Saha herkesi yanıltıyor. Maçın başlamasına 15 dakika kala
'oynanabilir' diyor bütün otoriteler. Ama aslında eklenmesi gereken bir cümle var:
'Oynanmasa daha iyi olur!'. Zira oynanabilir ama
'tahmin edilemez' bir zemin var. Topun nereye gideceği belli olmuyor! Ev sahibi hemen görücüye çıkarmış Neill'i.

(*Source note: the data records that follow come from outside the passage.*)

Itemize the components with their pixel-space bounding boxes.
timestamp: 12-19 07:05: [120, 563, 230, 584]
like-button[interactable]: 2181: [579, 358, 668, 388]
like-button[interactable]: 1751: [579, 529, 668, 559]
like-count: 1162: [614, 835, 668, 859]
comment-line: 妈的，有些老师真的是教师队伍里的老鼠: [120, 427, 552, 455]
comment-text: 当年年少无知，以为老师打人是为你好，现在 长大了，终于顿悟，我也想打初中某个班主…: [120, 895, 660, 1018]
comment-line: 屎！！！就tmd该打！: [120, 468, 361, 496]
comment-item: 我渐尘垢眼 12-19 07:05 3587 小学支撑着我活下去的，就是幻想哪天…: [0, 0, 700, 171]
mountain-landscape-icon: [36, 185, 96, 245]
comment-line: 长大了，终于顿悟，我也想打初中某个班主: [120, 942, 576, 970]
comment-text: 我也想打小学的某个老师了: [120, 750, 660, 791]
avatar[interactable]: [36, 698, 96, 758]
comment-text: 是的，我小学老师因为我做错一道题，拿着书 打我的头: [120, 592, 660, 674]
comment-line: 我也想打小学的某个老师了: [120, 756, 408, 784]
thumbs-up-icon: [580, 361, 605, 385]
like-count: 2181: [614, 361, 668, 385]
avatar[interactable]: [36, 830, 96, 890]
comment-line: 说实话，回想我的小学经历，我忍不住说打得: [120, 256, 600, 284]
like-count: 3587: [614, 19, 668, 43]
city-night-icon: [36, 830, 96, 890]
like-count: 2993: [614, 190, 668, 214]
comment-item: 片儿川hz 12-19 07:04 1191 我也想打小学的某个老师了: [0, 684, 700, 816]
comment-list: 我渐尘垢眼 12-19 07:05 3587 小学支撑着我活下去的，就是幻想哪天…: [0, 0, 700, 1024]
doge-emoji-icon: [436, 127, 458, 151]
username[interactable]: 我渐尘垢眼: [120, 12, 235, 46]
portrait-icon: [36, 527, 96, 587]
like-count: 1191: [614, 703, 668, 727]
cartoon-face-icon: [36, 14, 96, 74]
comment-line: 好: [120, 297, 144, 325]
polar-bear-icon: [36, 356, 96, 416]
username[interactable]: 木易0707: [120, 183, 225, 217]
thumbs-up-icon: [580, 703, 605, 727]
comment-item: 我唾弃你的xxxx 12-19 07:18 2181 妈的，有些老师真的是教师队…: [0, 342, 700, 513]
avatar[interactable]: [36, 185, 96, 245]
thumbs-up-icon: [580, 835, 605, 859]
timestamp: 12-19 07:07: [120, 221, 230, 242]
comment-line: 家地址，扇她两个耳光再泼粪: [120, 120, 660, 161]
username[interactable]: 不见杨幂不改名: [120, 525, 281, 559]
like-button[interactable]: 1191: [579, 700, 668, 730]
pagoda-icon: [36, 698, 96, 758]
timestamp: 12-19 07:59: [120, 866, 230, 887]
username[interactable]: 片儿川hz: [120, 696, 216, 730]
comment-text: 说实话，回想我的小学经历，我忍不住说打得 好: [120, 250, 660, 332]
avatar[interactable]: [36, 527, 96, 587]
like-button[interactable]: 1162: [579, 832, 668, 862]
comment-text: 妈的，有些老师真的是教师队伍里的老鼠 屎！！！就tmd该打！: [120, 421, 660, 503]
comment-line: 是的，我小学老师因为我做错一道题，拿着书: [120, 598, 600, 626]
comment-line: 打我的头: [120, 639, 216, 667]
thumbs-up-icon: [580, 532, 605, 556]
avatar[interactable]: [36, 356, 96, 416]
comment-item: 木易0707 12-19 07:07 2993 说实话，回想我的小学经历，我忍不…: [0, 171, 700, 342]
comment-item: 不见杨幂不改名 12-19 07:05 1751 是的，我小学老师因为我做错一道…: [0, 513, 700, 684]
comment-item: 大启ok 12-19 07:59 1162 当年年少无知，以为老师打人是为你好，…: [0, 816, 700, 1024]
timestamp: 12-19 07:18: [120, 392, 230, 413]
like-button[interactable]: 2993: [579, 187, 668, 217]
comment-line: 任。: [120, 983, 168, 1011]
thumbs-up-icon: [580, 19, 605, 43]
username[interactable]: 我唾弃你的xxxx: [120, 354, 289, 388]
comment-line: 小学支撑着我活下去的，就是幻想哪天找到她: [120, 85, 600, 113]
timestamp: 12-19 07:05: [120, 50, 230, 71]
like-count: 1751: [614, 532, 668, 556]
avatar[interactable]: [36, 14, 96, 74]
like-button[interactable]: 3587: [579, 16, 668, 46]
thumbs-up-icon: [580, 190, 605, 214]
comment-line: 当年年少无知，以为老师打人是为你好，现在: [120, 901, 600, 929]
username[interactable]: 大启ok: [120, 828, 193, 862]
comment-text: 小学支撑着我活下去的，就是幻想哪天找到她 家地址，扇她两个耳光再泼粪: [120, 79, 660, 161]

Sanki paralel evrende zaten G.Saray'da oynuyormuş gibi, hiç sırıtmıyor. Ofansif eksiklerine rağmen tempo yapıp rakibi yoracak bir kadro ve kurgu da var sahada. Ama kar evdeki hesapları
'donduruyor'. Rakibe gelince, onlarınki kontratak taktiği ve zemin ne olursa olsun kontralar dışında tempo yapmayacaklar zaten. Kar yağışı devam edip zemin de suyu iyice emince ayaklar tamamen ağırlaşıyor. Hal böyle olunca da maçın
'ataklar' hanesine hep sıfır yazılıyor. Nonda, Arda'nın yaptığı asistlerle onu iteklemesi sayesinde 36 ve 43'te iki pozisyon(cuk!) yakalıyor ama biri dışarıya diğeri kaleciye gidiyor.

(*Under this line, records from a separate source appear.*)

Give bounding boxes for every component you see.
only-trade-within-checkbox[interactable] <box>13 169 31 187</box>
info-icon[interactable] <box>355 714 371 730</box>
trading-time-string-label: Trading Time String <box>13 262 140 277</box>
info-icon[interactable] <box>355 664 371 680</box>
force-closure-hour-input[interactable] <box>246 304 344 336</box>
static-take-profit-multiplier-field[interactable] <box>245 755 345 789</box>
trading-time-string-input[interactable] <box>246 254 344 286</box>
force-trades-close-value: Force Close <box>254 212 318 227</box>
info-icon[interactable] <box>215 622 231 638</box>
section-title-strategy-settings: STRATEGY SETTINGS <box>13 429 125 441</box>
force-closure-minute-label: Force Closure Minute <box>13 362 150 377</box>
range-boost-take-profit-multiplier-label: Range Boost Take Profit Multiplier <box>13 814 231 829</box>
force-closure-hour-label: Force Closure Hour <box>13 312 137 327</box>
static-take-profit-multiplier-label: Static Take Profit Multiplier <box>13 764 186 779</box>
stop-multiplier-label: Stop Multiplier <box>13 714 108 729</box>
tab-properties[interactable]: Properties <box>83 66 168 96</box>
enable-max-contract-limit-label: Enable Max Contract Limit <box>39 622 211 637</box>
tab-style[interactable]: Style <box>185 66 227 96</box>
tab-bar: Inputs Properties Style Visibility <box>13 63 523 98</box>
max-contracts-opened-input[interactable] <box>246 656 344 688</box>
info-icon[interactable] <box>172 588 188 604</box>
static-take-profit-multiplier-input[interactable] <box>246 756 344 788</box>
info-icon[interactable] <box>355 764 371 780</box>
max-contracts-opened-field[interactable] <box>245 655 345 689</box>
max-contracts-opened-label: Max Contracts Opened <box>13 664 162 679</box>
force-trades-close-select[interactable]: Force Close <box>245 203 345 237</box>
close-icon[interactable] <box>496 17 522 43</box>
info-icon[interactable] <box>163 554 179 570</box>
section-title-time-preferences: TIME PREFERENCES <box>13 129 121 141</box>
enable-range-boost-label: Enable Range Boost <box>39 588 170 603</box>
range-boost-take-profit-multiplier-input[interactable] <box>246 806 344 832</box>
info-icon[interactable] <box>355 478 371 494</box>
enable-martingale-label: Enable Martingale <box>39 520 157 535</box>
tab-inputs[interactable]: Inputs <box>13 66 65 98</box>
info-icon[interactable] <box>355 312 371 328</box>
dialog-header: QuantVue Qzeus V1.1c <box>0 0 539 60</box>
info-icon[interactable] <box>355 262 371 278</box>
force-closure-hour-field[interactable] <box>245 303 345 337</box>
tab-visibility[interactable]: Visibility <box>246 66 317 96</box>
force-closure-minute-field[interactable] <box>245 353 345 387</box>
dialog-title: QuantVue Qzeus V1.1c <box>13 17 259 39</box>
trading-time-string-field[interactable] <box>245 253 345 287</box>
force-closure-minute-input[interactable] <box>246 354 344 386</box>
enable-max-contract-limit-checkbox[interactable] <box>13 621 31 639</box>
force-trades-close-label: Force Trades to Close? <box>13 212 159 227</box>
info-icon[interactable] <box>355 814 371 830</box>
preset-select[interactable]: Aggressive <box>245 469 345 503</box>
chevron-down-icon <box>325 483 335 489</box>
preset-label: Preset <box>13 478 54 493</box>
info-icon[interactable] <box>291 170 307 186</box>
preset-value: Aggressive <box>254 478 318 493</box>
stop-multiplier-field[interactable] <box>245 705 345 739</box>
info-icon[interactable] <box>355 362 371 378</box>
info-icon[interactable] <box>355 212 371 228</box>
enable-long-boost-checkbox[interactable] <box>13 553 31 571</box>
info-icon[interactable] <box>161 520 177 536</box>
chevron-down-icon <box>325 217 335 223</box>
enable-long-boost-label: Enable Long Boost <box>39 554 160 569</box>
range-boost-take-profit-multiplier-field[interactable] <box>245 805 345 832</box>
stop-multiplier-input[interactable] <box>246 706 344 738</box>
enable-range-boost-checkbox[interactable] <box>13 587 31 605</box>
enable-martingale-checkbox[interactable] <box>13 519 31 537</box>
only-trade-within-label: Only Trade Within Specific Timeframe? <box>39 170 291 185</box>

İlk yarının en önemli dakikası hakeme itiraz eden Ahmet'in direkt kırmızıyla oyundan atılması. Ama G.Saray 33'te gerçekleşen bu hadiseyi sadece rakip sahada biraz daha yoğunlaşmak için kullanabiliyor. Tehlikeli ataklar ve net pozisyonlarsa koşullar nedeniyle
'kapsama alanına' giremiyor.
İkinci yarı G.Saray bu yoğunluğu biraz daha artırınca Zurita Caner'i düşürerek engellemek zorunda kalıyor. Verilen penaltı vuruşu 57'de Nonda'nın ayağından
'sevgilerle' kalecinin ayağına gidiyor. Bu maçın herhangi bir gole en yakın anı da böylece harcanmış oluyor. G.Saray oyuna yeni
'cici'si Jo'yu da ekleyip gol ısrarını sürdürüyor.
Tam 75 dakika oyun disiplini ve defans terbiyesini bırakmayan Antep bu dakikada Arda'nın duran toptan gelen vuruşunu Mustafa Sarp'ın kafayla ağlara yollamasına engel olamıyor. Kalan sürede G.Saray başka tehlikeler de yakalıyor. Artık iyice tanınmaz hale gelen sahada G.Saray'ın 3 puanı
'kardelen' misali karları delerek yüzünü liderliğe doğru uzatmaya devam ediyor.